There isn't an answer. Gintoki sighs, feeling ridiculous.

He's spent his entire life afraid of ghosts, so why is he looking for a sign from one? Still, the allure of closure compels him to keep asking for answers he knows he won't get.

"Everyone I know is telling me to. Zura, and Sakamoto... they think I should. But... " He pauses. "... Would it be okay if I... didn't?"

No answer. He trudges on.

"I'm just... tired," he admits. "I want to feel okay about seeing him. But I'm not. I don't want to see him, because they're telling me he doesn't remember the past. And I... "

Gintoki takes a deep breath.

"... I just want to move on. I think he'd want me to do that too, don't you think?"

The only noise that comes from the school are the rustling of the pine trees.

-x-

He arrives at the front step of his apartment no wiser than the day he left. But at least it's home.

No one dares to ask about his trip once he comes back to Kabuki-chou, but there's a sense of relief when he enters the small apartment on top of Otose's Snack Bar. The first thing the kids do is to rush to his arms, even though they're practically grown up. And for a good minute or two, he doesn't let go.

-x-

"You're afraid," Takasugi says, as he taps out his ash from his kiseru. He's not wearing a bandage around his head anymore, and so Gintoki takes a look around and remembers that this is the ship that they escaped to, right before he found out Takasugi was dying a slow death from the Altana poisoning his blood. The ship is rocking back and forth, swaying gently in the breeze, and he can see the edge of the sea melding into the line where the sky begins.

Gintoki takes a breath. He's not keen on fighting his subconscious today.

What he really needs, is to understand why his head is doing this to him.

"Of what?" he gently asks Takasugi.

"Forgiveness," his friend says. He tilts his head towards Gintoki. "It'll eat you alive if you can't forgive yourself for the things you've done."

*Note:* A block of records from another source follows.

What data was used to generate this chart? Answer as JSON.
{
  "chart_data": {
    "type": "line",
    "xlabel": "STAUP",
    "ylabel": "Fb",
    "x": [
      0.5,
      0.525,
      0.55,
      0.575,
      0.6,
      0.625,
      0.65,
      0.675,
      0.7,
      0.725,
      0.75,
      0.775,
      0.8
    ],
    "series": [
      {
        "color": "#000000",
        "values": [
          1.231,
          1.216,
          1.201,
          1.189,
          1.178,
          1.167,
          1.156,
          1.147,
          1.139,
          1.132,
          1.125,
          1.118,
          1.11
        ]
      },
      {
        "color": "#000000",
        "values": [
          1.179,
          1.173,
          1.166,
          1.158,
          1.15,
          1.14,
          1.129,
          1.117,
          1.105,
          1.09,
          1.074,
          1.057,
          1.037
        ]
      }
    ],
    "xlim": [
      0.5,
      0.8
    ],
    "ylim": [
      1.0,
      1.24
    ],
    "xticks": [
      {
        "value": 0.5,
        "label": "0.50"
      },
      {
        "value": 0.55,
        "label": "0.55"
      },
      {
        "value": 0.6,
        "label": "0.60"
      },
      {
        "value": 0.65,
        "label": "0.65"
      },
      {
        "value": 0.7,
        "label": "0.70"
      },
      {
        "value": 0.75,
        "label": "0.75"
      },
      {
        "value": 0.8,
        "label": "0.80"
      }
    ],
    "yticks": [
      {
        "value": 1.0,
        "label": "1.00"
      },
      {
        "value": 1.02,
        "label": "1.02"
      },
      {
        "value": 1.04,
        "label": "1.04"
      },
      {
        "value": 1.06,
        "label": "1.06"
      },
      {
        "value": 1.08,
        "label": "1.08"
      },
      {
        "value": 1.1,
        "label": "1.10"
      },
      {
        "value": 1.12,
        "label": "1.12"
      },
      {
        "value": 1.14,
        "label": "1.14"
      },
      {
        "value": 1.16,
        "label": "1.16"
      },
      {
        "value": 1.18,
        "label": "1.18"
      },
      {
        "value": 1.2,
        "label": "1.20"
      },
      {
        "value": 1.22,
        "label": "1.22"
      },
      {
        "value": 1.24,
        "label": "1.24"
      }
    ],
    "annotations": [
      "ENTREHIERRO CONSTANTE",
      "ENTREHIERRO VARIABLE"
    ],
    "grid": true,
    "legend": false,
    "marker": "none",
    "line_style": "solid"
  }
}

"But you're dead," Gintoki retorts. "How am I supposed to move on? From you, or Sensei?"

Utsuro had said it best. If you cut down your master for your friend, and you cut down your friend for your master, what exactly do you have left?

Gintoki remembered at the time telling the sham of his undead teacher that he wasn't empty. That behind his actions were the benediction of Takasugi, and the wish to protect Shoyou.

The problem with his words was this: Nowhere on this Earth, is there a single confessional booth where he can confess to his sins, and be granted absolution.

If it had been that easy, he would have forced himself to forget about Shoyou a long time ago. It eats away at him, the guilt that pulverizes him into a powder, dissolving himself into a sea of despair. He'd answered back then, to Utsuro - that he still had others - and it was true. That there were others to take care of him, that he knew people loved him enough to go out of their own way to protect him, too.

He just never got close enough to believe it completely. It never felt good enough.

Takasugi doesn't answer his question. He turns his head away, and says, in that half-ironic, half-not way of his, "If you don't, you'll end up like me."

-x-


a/n: Some writers interpret Takasugi's reincarnation and Gintoki's feelings towards it in different ways. My opinion about it changes every so often, so I can't make a definitive statement on it right now. Sorachi has said that the ending of Takasugi's fate is up to the reader, and thus, I believe that everyone's opinion of what really happened are all equally valid.